Congresso Nacional: de olho em 2018, parlamentares devem esquecer reformas e cuidar, ainda este ano, só do Orçamento da União

 

As lideranças do governo no Congresso Nacional começam a ensaiar um discurso que indicaria uma dupla confiança: a imediata retomada das discussões das reformas, em especial a da Previdência. O otimismo em dobro parte, primeiro, da confiança de que a denúncia contra o presidente Michel Temer, a ser votada amanhã no plenário da Câmara, será engavetada. E, segundo, passa pela ideia de que os congressistas terão ânimo para discutir qualquer reforma.

O otimismo quanto ao desfecho da votação de amanhã parece bastante apropriado. Mesmo oposicionistas como o deputado Assis Carvalho (PT-PI) não conseguem esconder a perspectiva da vitória do “presidente golpista” – como ele se refere a Temer – no plenário da Câmara. Já a volta das reformas à pauta do Congresso não anima nem mesmo os governistas.

Ainda assim, alguns dos fieis e empenhados aliados do presidente da República retomam o discurso da urgência e oportunidade da reforma, o que viabilizariam a votação de reformas como a da Previdência e a Tributária. Mas as condições colocadas por esses líderes – por exemplo, uma proposta “desidratada” da reforma da Previdência – já trazem indícios das dificuldades.

O que parece óbvio é que as duas propostas mais ressaltadas agora (Previdência e Tributária) reúnem graves conflitos de interesses. E o mais provável é que os congressistas não se mostrem muito dispostos a entrar em divida – temas polêmicos, com efeito negativo na opinião pública – quando o ano caminha para o fim e logo começa o período eleitoral.

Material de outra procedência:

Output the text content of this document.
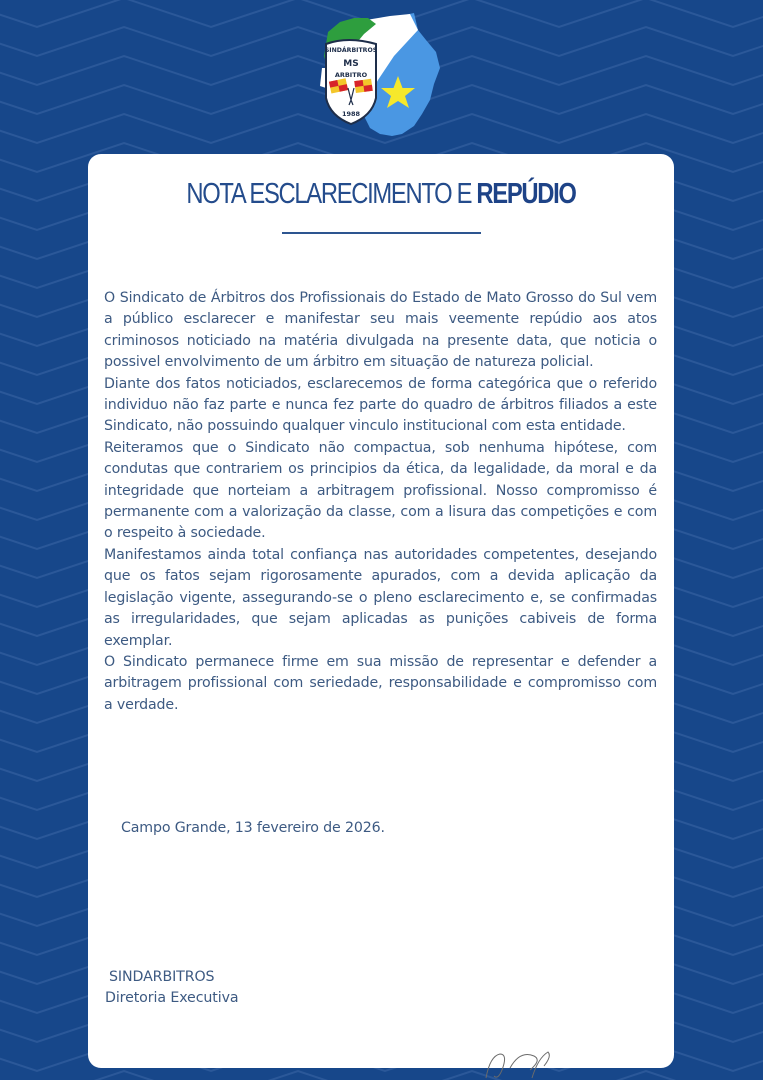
SINDÁRBITROS
MS
ARBITRO
1988
NOTA ESCLARECIMENTO E REPÚDIO

O Sindicato de Árbitros dos Profissionais do Estado de Mato Grosso do Sul vem a público esclarecer e manifestar seu mais veemente repúdio aos atos criminosos noticiado na matéria divulgada na presente data, que noticia o possivel envolvimento de um árbitro em situação de natureza policial.

Diante dos fatos noticiados, esclarecemos de forma categórica que o referido individuo não faz parte e nunca fez parte do quadro de árbitros filiados a este Sindicato, não possuindo qualquer vinculo institucional com esta entidade.

Reiteramos que o Sindicato não compactua, sob nenhuma hipótese, com condutas que contrariem os principios da ética, da legalidade, da moral e da integridade que norteiam a arbitragem profissional. Nosso compromisso é permanente com a valorização da classe, com a lisura das competições e com o respeito à sociedade.

Manifestamos ainda total confiança nas autoridades competentes, desejando que os fatos sejam rigorosamente apurados, com a devida aplicação da legislação vigente, assegurando-se o pleno esclarecimento e, se confirmadas as irregularidades, que sejam aplicadas as punições cabiveis de forma exemplar.

O Sindicato permanece firme em sua missão de representar e defender a arbitragem profissional com seriedade, responsabilidade e compromisso com a verdade.

Campo Grande, 13 fevereiro de 2026.
SINDARBITROS
Diretoria Executiva
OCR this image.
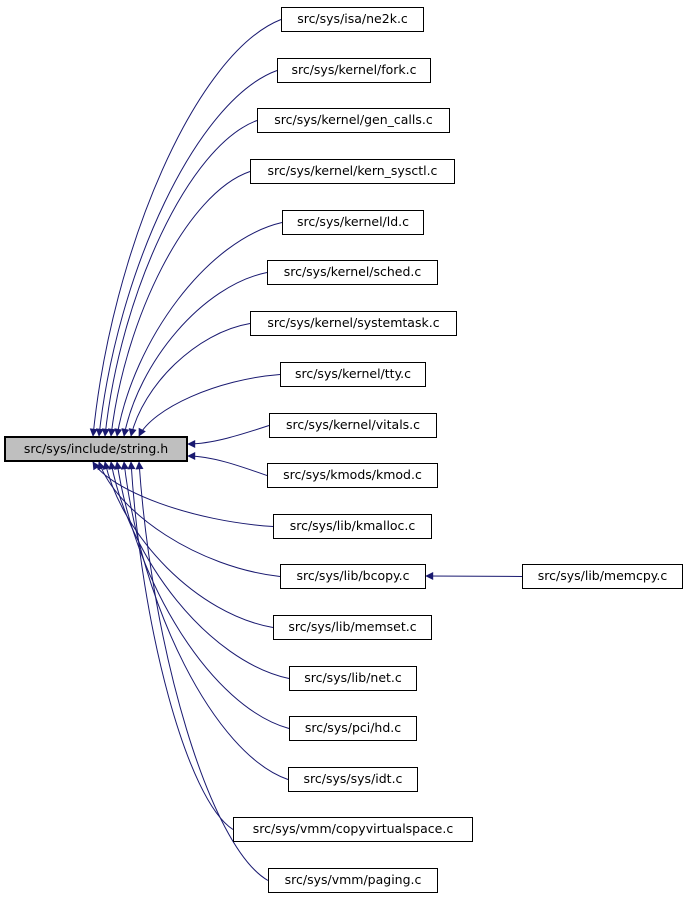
src/sys/include/string.h
src/sys/isa/ne2k.c
src/sys/kernel/fork.c
src/sys/kernel/gen_calls.c
src/sys/kernel/kern_sysctl.c
src/sys/kernel/ld.c
src/sys/kernel/sched.c
src/sys/kernel/systemtask.c
src/sys/kernel/tty.c
src/sys/kernel/vitals.c
src/sys/kmods/kmod.c
src/sys/lib/kmalloc.c
src/sys/lib/bcopy.c	src/sys/lib/memcpy.c
src/sys/lib/memset.c
src/sys/lib/net.c
src/sys/pci/hd.c
src/sys/sys/idt.c
src/sys/vmm/copyvirtualspace.c
src/sys/vmm/paging.c
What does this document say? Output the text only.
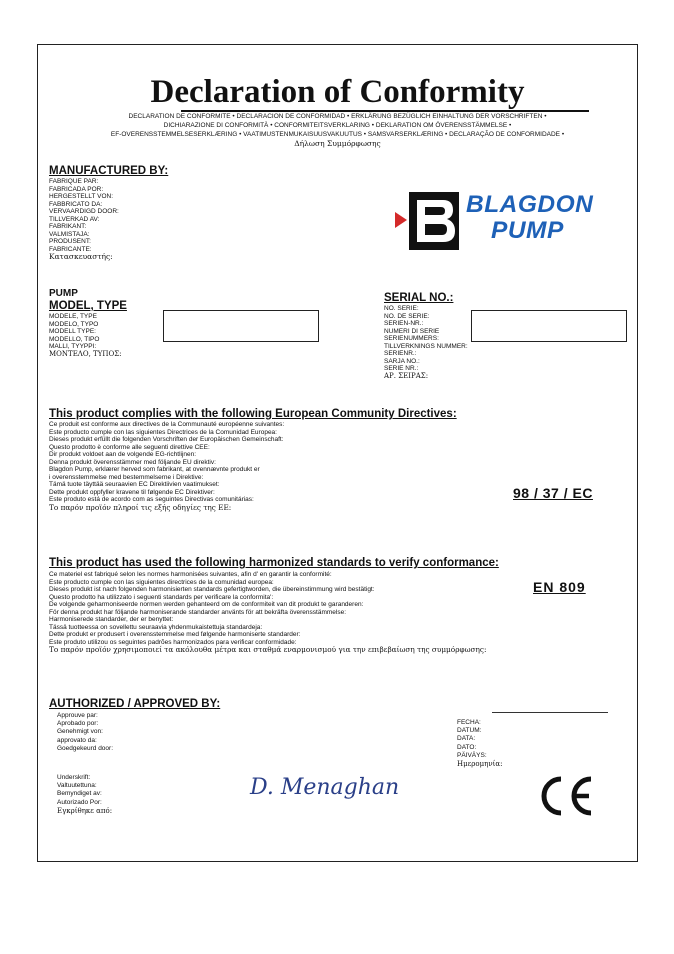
Declaration of Conformity
DECLARATION DE CONFORMITE • DECLARACION DE CONFORMIDAD • ERKLÄRUNG BEZÜGLICH EINHALTUNG DER VORSCHRIFTEN •
DICHIARAZIONE DI CONFORMITÀ • CONFORMITEITSVERKLARING • DEKLARATION OM ÖVERENSSTÄMMELSE •
EF-OVERENSSTEMMELSESERKLÆRING • VAATIMUSTENMUKAISUUSVAKUUTUS • SAMSVARSERKLÆRING • DECLARAÇÃO DE CONFORMIDADE •
Δήλωση Συμμόρφωσης
MANUFACTURED BY:
FABRIQUE PAR:
FABRICADA POR:
HERGESTELLT VON:
FABBRICATO DA:
VERVAARDIGD DOOR:
TILLVERKAD AV:
FABRIKANT:
VALMISTAJA:
PRODUSENT:
FABRICANTE:
Κατασκευαστής:
BLAGDON
PUMP
PUMP
MODEL, TYPE
MODELE, TYPE
MODELO, TYPO
MODELL TYPE:
MODELLO, TIPO
MALLI, TYYPPI:
ΜΟΝΤΕΛΟ, ΤΥΠΟΣ:
SERIAL NO.:
NO. SERIE:
NO. DE SERIE:
SERIEN-NR.:
NUMERI DI SERIE
SERIENUMMERS:
TILLVERKNINGS NUMMER:
SERIENR.:
SARJA NO.:
SERIE NR.:
ΑΡ. ΣΕΙΡΑΣ:
This product complies with the following European Community Directives:
Ce produit est conforme aux directives de la Communauté européenne suivantes:
Este producto cumple con las siguientes Directrices de la Comunidad Europea:
Dieses produkt erfüllt die folgenden Vorschriften der Europäischen Gemeinschaft:
Questo prodotto è conforme alle seguenti direttive CEE:
Dir produkt voldoet aan de volgende EG-richtlijnen:
Denna produkt överensstämmer med följande EU direktiv:
Blagdon Pump, erklærer herved som fabrikant, at ovennævnte produkt er
i overensstemmelse med bestemmelserne i Direktive:
Tämä tuote täyttää seuraavien EC Direktiivien vaatimukset:
Dette produkt oppfyller kravene til følgende EC Direktiver:
Este produto está de acordo com as seguintes Directivas comunitárias:
Το παρόν προϊόν πληροί τις εξής οδηγίες της ΕΕ:
98 / 37 / EC
This product has used the following harmonized standards to verify conformance:
Ce materiel est fabriqué selon les normes harmonisées suivantes, afin d' en garantir la conformité:
Este producto cumple con las siguientes directrices de la comunidad europea:
Dieses produkt ist nach folgenden harmonisierten standards gefertigtworden, die übereinstimmung wird bestätigt:
Questo prodotto ha utilizzato i seguenti standards per verificare la conformita':
De volgende geharmoniseerde normen werden gehanteerd om de conformiteit van dit produkt te garanderen:
För denna produkt har följande harmoniserande standarder använts för att bekräfta överensstämmelse:
Harmoniserede standarder, der er benyttet:
Tässä tuotteessa on sovellettu seuraavia yhdenmukaistettuja standardeja:
Dette produkt er produsert i overensstemmelse med følgende harmoniserte standarder:
Este produto utilizou os seguintes padrões harmonizados para verificar conformidade:
Το παρόν προϊόν χρησιμοποιεί τα ακόλουθα μέτρα και σταθμά εναρμονισμού για την επιβεβαίωση της συμμόρφωσης:
EN 809
AUTHORIZED / APPROVED BY:
Approuve par:
Aprobado por:
Genehmigt von:
approvato da:
Goedgekeurd door:
Underskrift:
Valtuutettuna:
Bemyndiget av:
Autorizado Por:
Εγκρίθηκε από:
FECHA:
DATUM:
DATA:
DATO:
PÄIVÄYS:
Ημερομηνία:
D. Menaghan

Reforma, pra valer!, será um desafio para o próximo presidente.

Mesmo que o Congresso conseguisse a improvável aprovação de uma desidratada reforma da Previdência, o tema teria que ser naturalmente retomado pelo presidente eleito em 2018. Há muito o que ser feito, como se reconhece no governo e na oposição. E a primeira coisa que o próximo governante deve fazer é discutir de forma aberta e desapaixonada esse tema tão complexo e controverso.

Para o ano de 2017, resta pouco a fazer. Além dos espetáculos para a plateia em torno de temas como a própria denúncia contra Temer e a CPI da JBS e BNDES, sobra basicamente a discussão em torno do Orçamento da União para o próximo ano. Esse, sim, vai gerar discussões com efeitos importantes.

O resto é jogo de cena para entreter o respeitável público eleitoral.